Legendre Spectral Collocation Technique for Advection Dispersion Equations Included Riesz Fractional

Abstract

The advection–dispersion equations have gotten a lot of theoretical attention. The difficulty in dealing with these problems stems from the fact that there is no perfect answer and that tackling them using local numerical methods is tough. The Riesz fractional advection–dispersion equations are quantitatively studied in this research. The numerical methodology is based on the collocation approach and a simple numerical algorithm. To show the technique’s performance and competency, a comprehensive theoretical formulation is provided, along with numerical examples.

1. Introduction

As approximated strategies for addressing differential equations, many numerical techniques, global or local, were listed. Local techniques provide numerical answers for specific places, whereas global methods provide solutions for the whole domain. Using finite difference techniques, the numerical approximations for differential equations [1,2,3,4] are provided at certain places.
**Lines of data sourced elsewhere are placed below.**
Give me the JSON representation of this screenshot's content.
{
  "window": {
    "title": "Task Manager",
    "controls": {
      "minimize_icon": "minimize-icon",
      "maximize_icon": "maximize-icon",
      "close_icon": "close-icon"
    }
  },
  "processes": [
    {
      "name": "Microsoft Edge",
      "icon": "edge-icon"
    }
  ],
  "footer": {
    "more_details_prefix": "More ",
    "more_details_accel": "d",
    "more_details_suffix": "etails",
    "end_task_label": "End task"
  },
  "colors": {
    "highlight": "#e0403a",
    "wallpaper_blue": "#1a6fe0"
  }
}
While finite element approaches [5,6,7] split the whole interval into sub-intervals and provide an approximate solution in them. Because of their ability to solve problems with infinite or finite domains [8,9], spectral techniques have recently received the most attention for dealing with various forms of differential and integral equations [10,11,12]. The major benefits of spectral approaches are their fast convergence (exponential rate) and excellent accuracy level [13,14,15,16].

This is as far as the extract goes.